Abstract

Abstract This essay examines Lady Mary Wroth’s engagement with early seventeenth-century Anglo-Ottoman relations in The Countess of Montgomery’s Urania. The Urania follows a group of rulers who create an international Christian coalition in what was historically part of the Ottoman Empire. Besides Bernadette Andrea, no other critic has seriously considered the Urania’s allusions to Ottoman peoples, places, and objects. I propose that Wroth’s prose, filled with interpretive cruxes resulting from syntactical and pronominal ambiguities, resonates with England’s ambiguously identificatory relationship with the Ottoman Empire to create a geopolitically inflected narrative style. Following critical work on early modern race as a measure of ‘proximity’, I identify English desires both to identify with and differentiate themselves from the Ottoman Empire within literary and diplomatic discourses.
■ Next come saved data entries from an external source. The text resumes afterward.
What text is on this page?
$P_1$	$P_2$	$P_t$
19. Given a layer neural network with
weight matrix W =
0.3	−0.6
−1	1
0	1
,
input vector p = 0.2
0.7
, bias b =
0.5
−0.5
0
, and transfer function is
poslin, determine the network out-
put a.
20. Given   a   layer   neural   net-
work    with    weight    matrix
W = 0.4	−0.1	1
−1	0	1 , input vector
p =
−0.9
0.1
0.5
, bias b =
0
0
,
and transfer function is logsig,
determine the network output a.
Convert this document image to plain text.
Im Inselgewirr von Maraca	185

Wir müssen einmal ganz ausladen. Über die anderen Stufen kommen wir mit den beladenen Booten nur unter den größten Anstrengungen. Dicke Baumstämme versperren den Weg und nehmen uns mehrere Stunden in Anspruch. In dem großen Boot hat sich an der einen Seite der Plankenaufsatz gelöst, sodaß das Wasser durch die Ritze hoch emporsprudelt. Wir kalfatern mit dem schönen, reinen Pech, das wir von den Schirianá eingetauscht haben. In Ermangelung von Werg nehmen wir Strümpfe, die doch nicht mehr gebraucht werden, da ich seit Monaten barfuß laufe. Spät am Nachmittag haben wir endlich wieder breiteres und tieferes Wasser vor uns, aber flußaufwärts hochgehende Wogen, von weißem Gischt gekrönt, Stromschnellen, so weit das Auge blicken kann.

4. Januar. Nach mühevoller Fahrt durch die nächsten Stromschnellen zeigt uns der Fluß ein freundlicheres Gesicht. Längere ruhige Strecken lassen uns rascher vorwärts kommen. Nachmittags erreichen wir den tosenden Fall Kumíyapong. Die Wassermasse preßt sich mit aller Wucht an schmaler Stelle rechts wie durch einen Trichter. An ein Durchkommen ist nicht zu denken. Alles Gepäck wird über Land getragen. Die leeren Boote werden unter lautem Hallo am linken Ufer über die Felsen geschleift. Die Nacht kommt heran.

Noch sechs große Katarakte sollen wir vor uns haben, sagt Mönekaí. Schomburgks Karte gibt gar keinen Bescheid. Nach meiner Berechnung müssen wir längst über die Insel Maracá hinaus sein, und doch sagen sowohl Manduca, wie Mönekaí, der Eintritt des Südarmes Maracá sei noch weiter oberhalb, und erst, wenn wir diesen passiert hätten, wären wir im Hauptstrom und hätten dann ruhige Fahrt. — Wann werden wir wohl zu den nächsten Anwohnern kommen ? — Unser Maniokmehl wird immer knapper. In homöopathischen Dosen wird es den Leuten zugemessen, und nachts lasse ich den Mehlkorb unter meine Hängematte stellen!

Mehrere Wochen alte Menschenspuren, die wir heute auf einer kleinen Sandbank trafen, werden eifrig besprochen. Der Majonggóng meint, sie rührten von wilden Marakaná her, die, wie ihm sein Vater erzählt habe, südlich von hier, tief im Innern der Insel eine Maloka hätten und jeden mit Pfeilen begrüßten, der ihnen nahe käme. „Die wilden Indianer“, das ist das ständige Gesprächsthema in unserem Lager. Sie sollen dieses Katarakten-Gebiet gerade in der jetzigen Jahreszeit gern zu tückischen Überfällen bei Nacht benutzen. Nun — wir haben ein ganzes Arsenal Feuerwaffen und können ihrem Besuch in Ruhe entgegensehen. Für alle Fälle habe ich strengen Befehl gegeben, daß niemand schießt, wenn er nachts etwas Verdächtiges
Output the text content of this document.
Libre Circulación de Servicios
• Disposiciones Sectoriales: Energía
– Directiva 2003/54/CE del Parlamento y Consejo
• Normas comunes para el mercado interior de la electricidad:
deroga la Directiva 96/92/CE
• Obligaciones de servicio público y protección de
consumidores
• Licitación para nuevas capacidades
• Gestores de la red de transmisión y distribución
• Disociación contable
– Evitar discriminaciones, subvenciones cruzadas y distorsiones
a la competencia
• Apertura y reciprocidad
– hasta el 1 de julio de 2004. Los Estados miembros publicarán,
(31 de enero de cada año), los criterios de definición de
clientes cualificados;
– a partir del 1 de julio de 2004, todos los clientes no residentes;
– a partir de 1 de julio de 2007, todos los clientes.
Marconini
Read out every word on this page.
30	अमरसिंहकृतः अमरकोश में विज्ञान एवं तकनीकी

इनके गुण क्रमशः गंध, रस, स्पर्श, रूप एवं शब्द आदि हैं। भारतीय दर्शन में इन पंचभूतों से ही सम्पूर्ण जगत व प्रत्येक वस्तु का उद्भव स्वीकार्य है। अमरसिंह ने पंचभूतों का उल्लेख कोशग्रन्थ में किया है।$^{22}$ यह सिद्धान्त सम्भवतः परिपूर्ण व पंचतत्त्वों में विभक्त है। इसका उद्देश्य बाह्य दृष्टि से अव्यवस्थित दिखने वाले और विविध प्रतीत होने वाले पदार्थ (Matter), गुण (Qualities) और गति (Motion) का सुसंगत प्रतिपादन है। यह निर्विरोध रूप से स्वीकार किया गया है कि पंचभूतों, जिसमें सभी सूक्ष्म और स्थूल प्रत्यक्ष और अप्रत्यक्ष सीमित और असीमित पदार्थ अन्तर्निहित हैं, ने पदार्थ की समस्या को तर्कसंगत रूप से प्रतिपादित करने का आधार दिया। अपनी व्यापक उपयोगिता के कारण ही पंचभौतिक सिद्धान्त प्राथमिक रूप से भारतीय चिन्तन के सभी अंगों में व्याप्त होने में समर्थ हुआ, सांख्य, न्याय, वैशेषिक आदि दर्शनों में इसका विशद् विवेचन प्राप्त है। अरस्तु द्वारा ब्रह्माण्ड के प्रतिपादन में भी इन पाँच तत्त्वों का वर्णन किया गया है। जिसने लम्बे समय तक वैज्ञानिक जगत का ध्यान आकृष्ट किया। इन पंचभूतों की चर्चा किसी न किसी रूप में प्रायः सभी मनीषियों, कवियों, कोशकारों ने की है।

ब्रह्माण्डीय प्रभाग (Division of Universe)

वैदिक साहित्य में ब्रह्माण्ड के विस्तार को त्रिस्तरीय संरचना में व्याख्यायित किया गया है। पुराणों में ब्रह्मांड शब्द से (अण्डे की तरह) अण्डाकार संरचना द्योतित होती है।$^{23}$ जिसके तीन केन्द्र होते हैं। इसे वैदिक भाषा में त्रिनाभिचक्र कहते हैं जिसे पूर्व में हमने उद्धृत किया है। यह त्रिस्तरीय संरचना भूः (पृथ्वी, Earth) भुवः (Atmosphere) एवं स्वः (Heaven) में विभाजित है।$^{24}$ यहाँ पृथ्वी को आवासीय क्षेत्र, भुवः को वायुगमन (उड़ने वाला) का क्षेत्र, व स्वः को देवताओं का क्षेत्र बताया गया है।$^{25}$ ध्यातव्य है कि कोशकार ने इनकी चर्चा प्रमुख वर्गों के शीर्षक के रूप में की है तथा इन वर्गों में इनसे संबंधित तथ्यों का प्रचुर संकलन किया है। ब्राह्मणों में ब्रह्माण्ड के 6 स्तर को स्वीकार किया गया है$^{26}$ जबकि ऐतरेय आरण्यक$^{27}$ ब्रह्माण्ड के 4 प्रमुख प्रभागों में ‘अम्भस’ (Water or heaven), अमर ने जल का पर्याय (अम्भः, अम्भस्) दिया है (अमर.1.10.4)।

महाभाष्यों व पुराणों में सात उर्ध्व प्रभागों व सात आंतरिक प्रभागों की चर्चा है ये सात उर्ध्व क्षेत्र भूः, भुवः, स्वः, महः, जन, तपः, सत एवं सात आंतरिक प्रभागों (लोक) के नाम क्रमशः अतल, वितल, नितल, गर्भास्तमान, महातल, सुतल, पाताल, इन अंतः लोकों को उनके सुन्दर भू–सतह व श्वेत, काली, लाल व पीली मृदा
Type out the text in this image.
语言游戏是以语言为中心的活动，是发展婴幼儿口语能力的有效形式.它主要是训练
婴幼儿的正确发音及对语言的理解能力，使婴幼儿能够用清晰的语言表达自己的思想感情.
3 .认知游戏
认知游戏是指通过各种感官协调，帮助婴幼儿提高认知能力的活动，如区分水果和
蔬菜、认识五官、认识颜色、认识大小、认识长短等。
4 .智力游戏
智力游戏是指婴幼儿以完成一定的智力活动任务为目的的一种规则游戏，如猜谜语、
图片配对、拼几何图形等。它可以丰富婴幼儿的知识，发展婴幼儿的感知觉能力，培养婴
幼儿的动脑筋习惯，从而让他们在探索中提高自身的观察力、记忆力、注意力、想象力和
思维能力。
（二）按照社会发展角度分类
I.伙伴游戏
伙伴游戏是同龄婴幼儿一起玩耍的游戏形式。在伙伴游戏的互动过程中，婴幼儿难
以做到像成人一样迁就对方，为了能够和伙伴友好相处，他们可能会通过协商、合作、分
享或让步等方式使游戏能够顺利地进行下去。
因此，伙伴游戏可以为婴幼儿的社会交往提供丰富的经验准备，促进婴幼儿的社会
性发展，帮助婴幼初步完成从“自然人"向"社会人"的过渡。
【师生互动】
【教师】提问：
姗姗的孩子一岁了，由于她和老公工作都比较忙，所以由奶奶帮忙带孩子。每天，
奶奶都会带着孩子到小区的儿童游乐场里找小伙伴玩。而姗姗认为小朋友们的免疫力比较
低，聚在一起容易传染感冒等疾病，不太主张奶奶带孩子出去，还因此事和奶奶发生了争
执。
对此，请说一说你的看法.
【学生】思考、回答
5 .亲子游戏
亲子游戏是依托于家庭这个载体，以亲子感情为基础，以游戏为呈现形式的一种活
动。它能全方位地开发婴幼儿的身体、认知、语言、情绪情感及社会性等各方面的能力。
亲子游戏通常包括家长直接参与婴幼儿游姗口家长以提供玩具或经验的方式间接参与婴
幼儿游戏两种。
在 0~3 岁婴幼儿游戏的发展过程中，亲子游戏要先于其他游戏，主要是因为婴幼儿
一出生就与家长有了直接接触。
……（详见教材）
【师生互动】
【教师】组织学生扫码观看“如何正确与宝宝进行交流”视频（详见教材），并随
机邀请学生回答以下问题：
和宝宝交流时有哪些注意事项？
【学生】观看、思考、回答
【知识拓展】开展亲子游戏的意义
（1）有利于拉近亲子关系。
I demonstrate how members of the Sidney-Herbert circle negotiated overlaps in English and Ottoman political, legal, religious, and racial identity markers. I then argue that these overlaps synergize with Wroth’s use of what I term syntactical and pronominal ‘severalty’ of character voices, particularly those of her narrator and characters identified with Ottoman regions. I conclude by demonstrating how Wroth experiments with her narrative style to imagine a Christian empire that surpasses Ottoman authority. In identifying a dialectic between contemporary Anglo-Ottoman relations and Wroth’s narrative style, this essay expands critical approaches to the politics of the Urania beyond more global narratological analysis.